Along the way, he decides that he will not be like his father and keep his children from realising their potential; his progeny would strive for greatness with his complete support.
Here, I would continue with the plot of the original movie, where the father discovers his children’s potential and takes up the responsibility of helping them achieve it. Through combined hard work, the children find themselves well on their way to becoming international wrestlers.
It is at this time in my movie that the father finds himself grappling with the realisation that his children’s greatness lay beyond his capability. He may have been a national coach and may have played a key role in grooming them, but he clearly lacked the skills needed to help them achieve his true international greatness. Yet, his ego keeps him from accepting this.
Although he had promised to not repeat the mistakes of his father, he too ends up limiting his children’s achievements by casting himself as the sole facilitator for brining out his kids potential. He too becomes an obstacle in the lives of his children.

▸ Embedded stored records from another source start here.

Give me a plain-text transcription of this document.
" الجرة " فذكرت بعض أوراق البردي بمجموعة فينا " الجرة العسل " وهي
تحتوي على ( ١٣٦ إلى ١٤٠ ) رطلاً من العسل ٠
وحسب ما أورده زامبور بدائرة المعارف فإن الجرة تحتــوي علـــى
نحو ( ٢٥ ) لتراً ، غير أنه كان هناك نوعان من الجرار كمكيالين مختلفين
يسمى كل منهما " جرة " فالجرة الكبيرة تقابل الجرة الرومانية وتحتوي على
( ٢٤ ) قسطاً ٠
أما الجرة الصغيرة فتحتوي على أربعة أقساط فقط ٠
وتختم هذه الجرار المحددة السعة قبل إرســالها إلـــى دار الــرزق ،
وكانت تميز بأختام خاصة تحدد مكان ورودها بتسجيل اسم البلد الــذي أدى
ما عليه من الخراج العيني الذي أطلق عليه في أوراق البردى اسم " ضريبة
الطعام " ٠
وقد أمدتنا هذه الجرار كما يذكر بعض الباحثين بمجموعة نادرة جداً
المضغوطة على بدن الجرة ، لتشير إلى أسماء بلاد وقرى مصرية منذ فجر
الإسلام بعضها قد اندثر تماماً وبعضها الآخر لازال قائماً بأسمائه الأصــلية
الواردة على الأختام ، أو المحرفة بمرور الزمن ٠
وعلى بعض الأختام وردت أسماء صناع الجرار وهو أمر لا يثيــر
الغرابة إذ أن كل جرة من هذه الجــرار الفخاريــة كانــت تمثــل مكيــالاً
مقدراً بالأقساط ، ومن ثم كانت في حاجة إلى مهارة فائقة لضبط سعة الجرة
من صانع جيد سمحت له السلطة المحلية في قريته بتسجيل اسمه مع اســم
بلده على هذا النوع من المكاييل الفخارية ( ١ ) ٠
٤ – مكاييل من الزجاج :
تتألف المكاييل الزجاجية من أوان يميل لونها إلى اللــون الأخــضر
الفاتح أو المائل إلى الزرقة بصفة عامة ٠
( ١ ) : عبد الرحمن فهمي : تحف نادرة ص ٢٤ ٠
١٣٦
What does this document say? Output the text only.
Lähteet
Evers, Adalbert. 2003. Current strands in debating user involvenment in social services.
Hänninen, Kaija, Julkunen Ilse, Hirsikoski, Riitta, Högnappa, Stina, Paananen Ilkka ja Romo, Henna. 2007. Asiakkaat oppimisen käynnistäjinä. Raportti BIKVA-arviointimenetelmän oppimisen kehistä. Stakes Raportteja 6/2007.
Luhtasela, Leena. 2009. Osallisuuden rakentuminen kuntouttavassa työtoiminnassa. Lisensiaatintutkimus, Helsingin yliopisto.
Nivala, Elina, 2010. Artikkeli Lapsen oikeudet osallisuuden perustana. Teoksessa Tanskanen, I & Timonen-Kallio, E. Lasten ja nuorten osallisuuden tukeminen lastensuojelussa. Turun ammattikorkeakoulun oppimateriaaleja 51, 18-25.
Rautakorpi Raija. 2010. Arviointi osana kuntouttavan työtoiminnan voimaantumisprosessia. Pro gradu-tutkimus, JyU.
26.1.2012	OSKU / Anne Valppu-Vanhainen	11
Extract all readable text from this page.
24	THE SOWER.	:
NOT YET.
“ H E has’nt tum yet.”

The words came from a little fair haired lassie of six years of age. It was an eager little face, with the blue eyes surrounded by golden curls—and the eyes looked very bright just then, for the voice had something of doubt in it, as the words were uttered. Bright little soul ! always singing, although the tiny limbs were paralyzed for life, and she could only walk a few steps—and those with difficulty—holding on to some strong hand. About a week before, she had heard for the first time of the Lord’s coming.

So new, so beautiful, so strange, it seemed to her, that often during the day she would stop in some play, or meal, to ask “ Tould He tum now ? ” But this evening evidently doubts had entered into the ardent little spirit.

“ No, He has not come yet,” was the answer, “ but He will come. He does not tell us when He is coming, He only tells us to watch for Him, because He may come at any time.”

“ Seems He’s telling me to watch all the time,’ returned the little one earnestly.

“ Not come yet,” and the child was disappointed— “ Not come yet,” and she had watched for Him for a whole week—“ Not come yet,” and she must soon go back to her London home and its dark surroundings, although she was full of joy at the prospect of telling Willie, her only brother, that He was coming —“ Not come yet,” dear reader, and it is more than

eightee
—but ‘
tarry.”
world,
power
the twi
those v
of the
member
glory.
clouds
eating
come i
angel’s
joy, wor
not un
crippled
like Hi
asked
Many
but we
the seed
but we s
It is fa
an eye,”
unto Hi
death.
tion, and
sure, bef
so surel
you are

By this time, the children become aware of their own talent. They acknowledge that while their father is talented, they need skilled expertise to reach their goal. The children’s desire to move to greater facilities leads to further heartburn for the father; he feels that his story is ending.
As with most mentor-student relationships, the father fails to recognise that his children have outgrown their need for him. This proves to be a moment of reckoning for him.
When the children go to the National Sports Academy, the father is left with an overwhelming sense of betrayal. But on reflection, he comes to terms with this new truth. He decides that since he is no longer the children’s head coach, he will take his place in the audience and cheer for his children as a fan.
He goes back to the stadium and in a tearful reunion with his children, accepts the new position that has been accorded to him.
He realises that things have changed dramatically in India. The burden of filial relations that constrained him do not crush the youngsters of today. Instead, his children refuse to allow anything to limit their calling, even going so far as to question it. The father is in awe of his children’s almost effortless embracing of their destiny. In the final moments of the movie, he has only great things to say of the coach: ‘It was my dream, but you helped them achieve it.’
In my movie, there are no villains and the coach definitely isn’t one. Instead, like life, the villain is the fear and insecurity that Aamir wrestles with. It is these that keep him from achieving his potential, though he projects them on his father.
The movie then becomes about the realisation that recognising fear and walking through it is when you learn that there are no villains outside. And to succeed – whether in Dangal or in life – one must wrestle their inner demons.